Il y a eu moins d'investissements étrangers en Afrique pendant les deux dernières années ? "Cela est compensé par l'augmentation du prix des matières premières", ont calculé les économistes du FMI. Les 44 pays recensés au sud du Sahara, sauf accident, devraient renouer avec la période de croissance la plus importante du continent depuis les années 1960, c'est-à-dire depuis les indépendances. C'est naturellement une nouvelle d'une importance considérable.
Quand commencera la Coupe du monde, qui a été pensée comme la Coupe de toute l'Afrique, cela sera-t-il visible, ou la police va-t-elle encore confisquer le spectacle ? De plus, le monde entier va regarder l'Afrique du Sud, mais risque de ne pas beaucoup voir le reste du continent. Ce ne sera pas la première fois. En avril 1994 étaient organisées les premières élections multiraciales de l'histoire du pays. Nelson Mandela allait devenir président. L'apartheid finissait de s'effondrer. C'était la grande et belle nouvelle d'Afrique. Au moment où les millions d'électeurs sud-africains noirs se préparaient à voter pour élire enfin leur président, un événement survenait à plusieurs milliers de kilomètres. Dans la soirée du 6 avril, trois semaines avant le scrutin, l'avion du président rwandais, Juvénal Habyarimana, était abattu, donnant le signal de départ du génocide au Rwanda. Le monde, alors, avait détourné le regard, refusant d'absorber deux nouvelles en provenance, pourtant, de lieux si éloignés.

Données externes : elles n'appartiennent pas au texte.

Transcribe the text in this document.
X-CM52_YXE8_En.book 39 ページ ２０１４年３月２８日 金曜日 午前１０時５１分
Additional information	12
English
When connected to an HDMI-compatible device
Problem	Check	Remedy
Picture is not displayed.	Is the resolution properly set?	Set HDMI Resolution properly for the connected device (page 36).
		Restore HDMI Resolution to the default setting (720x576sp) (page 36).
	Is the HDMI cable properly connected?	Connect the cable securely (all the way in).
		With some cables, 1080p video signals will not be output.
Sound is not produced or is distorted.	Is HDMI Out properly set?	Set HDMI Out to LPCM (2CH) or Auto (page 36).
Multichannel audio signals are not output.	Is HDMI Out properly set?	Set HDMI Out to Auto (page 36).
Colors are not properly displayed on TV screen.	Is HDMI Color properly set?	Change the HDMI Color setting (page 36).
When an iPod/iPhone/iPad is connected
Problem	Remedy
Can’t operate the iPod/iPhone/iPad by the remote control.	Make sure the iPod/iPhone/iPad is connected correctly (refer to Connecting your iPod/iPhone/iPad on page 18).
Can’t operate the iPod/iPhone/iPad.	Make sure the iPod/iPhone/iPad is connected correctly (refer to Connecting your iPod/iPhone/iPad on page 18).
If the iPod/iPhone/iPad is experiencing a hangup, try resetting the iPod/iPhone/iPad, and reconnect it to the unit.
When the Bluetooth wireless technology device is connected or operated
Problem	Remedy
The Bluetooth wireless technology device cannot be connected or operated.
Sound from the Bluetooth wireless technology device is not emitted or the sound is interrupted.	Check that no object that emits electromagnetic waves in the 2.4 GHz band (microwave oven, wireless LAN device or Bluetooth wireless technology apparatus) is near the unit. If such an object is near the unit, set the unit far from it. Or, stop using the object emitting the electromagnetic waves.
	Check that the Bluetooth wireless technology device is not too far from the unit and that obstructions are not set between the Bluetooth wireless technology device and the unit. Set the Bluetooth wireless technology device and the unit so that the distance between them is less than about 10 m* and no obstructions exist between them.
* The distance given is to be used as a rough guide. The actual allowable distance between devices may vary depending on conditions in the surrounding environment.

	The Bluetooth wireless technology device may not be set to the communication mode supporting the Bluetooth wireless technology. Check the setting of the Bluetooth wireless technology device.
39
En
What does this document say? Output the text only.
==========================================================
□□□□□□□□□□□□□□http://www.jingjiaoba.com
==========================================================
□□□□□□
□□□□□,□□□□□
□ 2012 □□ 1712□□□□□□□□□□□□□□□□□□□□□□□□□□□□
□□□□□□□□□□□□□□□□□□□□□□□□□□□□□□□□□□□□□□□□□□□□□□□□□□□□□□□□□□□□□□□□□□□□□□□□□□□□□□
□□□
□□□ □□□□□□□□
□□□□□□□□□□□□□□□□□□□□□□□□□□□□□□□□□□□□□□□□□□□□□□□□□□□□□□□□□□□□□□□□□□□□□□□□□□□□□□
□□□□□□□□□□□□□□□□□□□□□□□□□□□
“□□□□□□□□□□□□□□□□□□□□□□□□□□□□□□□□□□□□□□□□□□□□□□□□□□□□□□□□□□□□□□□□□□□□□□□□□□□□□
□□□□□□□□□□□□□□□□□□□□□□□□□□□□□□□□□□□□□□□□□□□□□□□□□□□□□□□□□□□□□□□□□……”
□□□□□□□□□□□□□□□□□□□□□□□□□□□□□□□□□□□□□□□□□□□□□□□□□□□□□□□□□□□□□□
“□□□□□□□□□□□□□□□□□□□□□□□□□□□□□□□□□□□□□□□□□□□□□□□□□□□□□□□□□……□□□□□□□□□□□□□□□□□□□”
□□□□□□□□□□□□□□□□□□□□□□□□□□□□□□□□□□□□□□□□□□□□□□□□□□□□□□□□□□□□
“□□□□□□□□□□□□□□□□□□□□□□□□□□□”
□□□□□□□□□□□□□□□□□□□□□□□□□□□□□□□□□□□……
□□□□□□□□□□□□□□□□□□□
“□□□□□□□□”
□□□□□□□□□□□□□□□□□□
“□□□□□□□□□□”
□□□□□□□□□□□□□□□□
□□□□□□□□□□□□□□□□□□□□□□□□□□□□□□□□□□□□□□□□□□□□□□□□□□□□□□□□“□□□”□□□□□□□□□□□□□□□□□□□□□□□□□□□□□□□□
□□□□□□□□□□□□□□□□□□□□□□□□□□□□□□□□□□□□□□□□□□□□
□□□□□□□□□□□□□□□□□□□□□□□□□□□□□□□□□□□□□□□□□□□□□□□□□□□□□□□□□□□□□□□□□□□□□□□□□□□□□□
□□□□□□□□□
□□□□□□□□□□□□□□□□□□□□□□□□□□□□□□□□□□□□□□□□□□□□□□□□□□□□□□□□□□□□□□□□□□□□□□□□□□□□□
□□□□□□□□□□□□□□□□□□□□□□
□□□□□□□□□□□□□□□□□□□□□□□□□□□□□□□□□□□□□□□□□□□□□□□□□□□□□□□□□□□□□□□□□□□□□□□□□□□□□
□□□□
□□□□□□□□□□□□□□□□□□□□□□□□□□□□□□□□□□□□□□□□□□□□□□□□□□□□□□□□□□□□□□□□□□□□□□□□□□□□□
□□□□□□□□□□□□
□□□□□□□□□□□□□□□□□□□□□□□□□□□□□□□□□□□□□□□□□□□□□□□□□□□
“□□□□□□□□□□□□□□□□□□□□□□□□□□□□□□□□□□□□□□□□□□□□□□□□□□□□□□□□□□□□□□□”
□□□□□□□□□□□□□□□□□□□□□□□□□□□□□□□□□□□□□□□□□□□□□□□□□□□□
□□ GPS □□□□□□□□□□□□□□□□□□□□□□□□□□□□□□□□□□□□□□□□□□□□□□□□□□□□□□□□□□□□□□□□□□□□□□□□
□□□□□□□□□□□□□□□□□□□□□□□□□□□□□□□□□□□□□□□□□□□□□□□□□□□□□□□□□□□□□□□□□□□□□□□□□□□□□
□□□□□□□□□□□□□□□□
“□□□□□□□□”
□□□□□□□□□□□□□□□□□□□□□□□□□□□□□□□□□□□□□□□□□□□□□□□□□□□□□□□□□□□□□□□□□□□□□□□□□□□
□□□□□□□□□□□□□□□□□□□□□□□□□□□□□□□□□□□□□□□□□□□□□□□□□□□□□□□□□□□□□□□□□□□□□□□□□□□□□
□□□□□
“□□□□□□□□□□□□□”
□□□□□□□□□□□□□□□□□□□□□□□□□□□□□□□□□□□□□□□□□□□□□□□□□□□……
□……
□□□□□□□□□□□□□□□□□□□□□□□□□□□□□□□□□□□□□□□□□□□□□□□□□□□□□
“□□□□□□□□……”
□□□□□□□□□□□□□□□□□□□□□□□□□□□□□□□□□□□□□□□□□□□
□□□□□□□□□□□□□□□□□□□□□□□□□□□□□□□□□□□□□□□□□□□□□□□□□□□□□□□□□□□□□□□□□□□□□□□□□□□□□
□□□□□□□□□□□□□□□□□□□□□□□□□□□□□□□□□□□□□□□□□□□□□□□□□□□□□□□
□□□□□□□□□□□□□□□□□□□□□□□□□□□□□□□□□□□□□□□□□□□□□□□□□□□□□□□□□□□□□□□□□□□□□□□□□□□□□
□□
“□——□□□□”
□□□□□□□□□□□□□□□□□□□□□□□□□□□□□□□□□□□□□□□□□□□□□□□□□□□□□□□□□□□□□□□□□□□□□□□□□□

Cette fois, le risque est le même. Une compétition a autant de chances d'informer que de déformer les perspectives sur le continent où les matches auront lieu. Déjà, un ami de Bujumbura (Burundi), après avoir regardé les chaînes d'informations, faisait l'autre matin la remarque suivante : "Quinze minutes sur l'entorse à la cheville du capitaine de l'équipe d'Allemagne, et sur le Burundi, rien, alors qu'on a quand même eu cinq morts ce week-end." Oui, au Burundi, il y a eu des assassinats dans le cadre d'un processus électoral qui commence vendredi et s'annonce délicat. Ce n'est pas une success story africaine, simplement la réalité à l'oeuvre.
Il n'y a aucune contradiction entre les deux termes et, du reste, la constatation que faisait le poète américain Walt Whitman vaut bien pour un continent : "Je suis en train de me contredire ? Qu'à cela ne tienne, je me contredis ! (Je suis immense, je contiens des multitudes)."